An X-ray of Mary Shea's femur, with an arrow pointing to the gap in hardware, which left her unable to heal correctly, according to a lawsuit in Hancock County Superior Court.

A Maine surgeon appeared in an Ellsworth courtroom Tuesday to face accusations that, in treating a woman for a hip replacement, he read an X-ray that wasn’t hers, sawed a gap in her femur, and left her with permanent physical impairment and nearly $300,000 in medical bills, according to court documents.

Testimony began Tuesday in a civil trial in which Mary Shea, 71, of Milbridge, is suing orthopedic surgeon Peter Copithorne and Ellsworth’s Northern Light Maine Coast Hospital over a right hip replacement that Copithorne performed on Shea in 2019.

Copithorne performed two surgeries on Shea, who was left with permanent physical impairments because of Copithorne’s “continuing course of negligent treatment,” the lawsuit says.

Shea ended up getting additional surgeries in Portland from a different doctor to repair damage allegedly caused by Copithorne’s treatment, according to court documents.

A physician not involved in Shea’s treatment testified Tuesday morning as an expert witness in the case. Victoria Brander, a physical medicine and rehabilitation specialist at Northwestern Medicine in Chicago, said on the stand that Shea’s recovery was on a “positive trajectory” after the first operation until a second failed surgery several months later that left her with a centimeter long gap in her femur, a bone that’s essential for mobility.

Brander said a previous left hip replacement surgery Shea underwent in 2013 could serve as a model for how she should have recovered from the procedure with Copithorne. Brander calculated that Shea was billed $250,000 more for her total right hip medical treatment than for her successful 2013 surgery, which cost approximately $42,000.

That total figure includes two additional surgeries and years of ongoing pain management and physical therapy.

When the jury was not in the courtroom, Copithorne’s attorney, Douglas Morgan, told the judge that Shea actually paid a total of $27,800 for the treatment of her right hip. That information, however, was not provided to the jury after Elizabeth Kayatta, Shea’s attorney, argued that the estimate was not supported by documents submitted as evidence and should be barred from testimony.

After mistakenly reading another patient’s X-ray, Copithorne didn’t review Shea’s X-rays for more than two months after the first 2019 operation, delaying a crucial discovery that part of the implant was no longer secured to Shea’s femur, the lawsuit alleges. By not reading the X-rays in time, Copithorne missed the window for an “easy revision,” and instead had to perform a second, more invasive surgery to replace the piece, the lawsuit says.

In this second surgery, the lawsuit alleges, Copithorne made another mistake. After using wire to try to close an opening in Shea’s femur, he left a centimeter long gap that was too large to heal postoperatively and required yet another revision surgery — this time by a different doctor.

Shea, who was 64 at the time of the first surgery, was left with significant pain and mobility issues after her treatment with Copithorne, the lawsuit says. She walked with a cane Tuesday in the courtroom.

“The elements of her damage include extraordinary medical expenses, loss of earnings, earning capacity and other economic loss; pain and suffering; loss of enjoyment of life; and permanent impairment and disfigurement,” the complaint alleges.

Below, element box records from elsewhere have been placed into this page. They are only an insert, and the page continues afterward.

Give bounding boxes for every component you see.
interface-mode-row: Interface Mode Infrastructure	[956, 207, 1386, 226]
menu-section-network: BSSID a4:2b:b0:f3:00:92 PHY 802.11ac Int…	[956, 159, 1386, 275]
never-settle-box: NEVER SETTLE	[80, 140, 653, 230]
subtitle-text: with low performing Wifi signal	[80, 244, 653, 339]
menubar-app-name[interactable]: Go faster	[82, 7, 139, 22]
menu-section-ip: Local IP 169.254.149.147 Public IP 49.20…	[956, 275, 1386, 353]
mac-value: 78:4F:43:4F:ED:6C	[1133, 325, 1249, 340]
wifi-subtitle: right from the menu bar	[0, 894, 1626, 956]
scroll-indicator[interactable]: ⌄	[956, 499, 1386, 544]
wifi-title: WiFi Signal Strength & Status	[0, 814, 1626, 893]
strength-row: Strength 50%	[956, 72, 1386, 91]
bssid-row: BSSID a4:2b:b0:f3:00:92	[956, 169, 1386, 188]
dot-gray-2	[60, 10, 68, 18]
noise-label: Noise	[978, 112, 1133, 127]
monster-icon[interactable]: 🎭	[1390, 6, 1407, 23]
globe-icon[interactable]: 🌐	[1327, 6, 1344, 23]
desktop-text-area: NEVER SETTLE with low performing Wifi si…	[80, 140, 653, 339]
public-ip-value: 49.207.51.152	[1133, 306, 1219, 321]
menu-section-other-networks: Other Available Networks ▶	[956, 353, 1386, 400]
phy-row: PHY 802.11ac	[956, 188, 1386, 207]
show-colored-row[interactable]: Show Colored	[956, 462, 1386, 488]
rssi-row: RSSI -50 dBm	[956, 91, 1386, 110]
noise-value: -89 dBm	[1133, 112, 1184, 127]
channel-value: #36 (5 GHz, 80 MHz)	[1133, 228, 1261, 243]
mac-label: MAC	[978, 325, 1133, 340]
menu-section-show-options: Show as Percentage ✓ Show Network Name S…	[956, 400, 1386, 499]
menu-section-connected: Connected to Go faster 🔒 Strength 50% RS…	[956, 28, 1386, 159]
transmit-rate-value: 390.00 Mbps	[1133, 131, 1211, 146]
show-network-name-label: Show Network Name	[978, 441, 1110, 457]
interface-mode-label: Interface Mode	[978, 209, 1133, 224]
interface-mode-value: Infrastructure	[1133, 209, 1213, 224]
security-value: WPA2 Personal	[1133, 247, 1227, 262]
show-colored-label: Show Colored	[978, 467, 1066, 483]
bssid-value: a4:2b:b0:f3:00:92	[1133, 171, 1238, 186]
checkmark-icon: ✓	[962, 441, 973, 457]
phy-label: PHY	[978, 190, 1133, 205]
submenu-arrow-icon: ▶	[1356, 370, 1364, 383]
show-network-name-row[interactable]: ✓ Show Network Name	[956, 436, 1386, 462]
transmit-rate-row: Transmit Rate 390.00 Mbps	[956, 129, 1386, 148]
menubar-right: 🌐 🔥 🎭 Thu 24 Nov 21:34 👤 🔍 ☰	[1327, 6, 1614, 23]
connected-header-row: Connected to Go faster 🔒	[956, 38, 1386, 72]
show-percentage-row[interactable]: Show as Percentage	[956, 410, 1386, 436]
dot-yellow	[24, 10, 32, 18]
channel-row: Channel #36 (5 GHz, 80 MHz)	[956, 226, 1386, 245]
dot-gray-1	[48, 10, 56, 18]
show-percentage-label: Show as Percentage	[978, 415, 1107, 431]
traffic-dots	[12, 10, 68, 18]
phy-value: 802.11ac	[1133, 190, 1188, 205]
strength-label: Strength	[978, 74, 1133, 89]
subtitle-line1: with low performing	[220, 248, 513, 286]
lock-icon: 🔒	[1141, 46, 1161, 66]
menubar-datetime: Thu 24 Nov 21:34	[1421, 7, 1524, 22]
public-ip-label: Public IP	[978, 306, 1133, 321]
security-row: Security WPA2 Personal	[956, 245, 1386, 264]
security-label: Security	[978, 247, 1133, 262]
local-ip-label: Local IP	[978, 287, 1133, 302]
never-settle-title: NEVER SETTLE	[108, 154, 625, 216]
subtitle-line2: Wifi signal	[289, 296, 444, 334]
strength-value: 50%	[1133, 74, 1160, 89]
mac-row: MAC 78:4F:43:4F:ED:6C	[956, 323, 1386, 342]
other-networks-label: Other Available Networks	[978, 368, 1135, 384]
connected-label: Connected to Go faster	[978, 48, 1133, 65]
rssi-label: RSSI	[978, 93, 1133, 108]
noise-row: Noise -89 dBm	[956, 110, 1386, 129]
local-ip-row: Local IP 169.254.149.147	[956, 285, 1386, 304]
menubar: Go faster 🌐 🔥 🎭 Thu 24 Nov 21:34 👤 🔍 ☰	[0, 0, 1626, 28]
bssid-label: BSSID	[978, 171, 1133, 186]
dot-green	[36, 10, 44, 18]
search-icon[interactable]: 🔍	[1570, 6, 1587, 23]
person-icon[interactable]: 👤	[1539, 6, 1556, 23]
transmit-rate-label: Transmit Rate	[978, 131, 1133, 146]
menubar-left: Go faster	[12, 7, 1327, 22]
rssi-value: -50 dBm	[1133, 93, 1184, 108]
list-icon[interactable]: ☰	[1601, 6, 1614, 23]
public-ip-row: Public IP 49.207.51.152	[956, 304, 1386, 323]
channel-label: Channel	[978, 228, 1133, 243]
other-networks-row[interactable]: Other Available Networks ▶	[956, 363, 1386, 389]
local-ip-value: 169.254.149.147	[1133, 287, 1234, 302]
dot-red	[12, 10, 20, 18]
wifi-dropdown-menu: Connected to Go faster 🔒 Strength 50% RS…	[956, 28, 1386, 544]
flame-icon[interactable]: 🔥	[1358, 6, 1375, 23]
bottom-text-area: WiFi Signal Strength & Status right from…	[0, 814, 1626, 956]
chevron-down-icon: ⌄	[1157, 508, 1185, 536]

Copithorne is the second highest-paid physician at Northern Light, the lawsuit says. He earned $712,019 for the fiscal year ending in September 2024, according to ProPublica.

Copithorne specializes in total joint replacements of hips and knees, according to Northern Light’s website. He received his medical degree from the University of Calgary in 2006. His state medical license remains active and is set to expire in January 2028.

The trial started Friday, when the jury was selected and attorneys represented their opening arguments. The trial is expected to last all this week.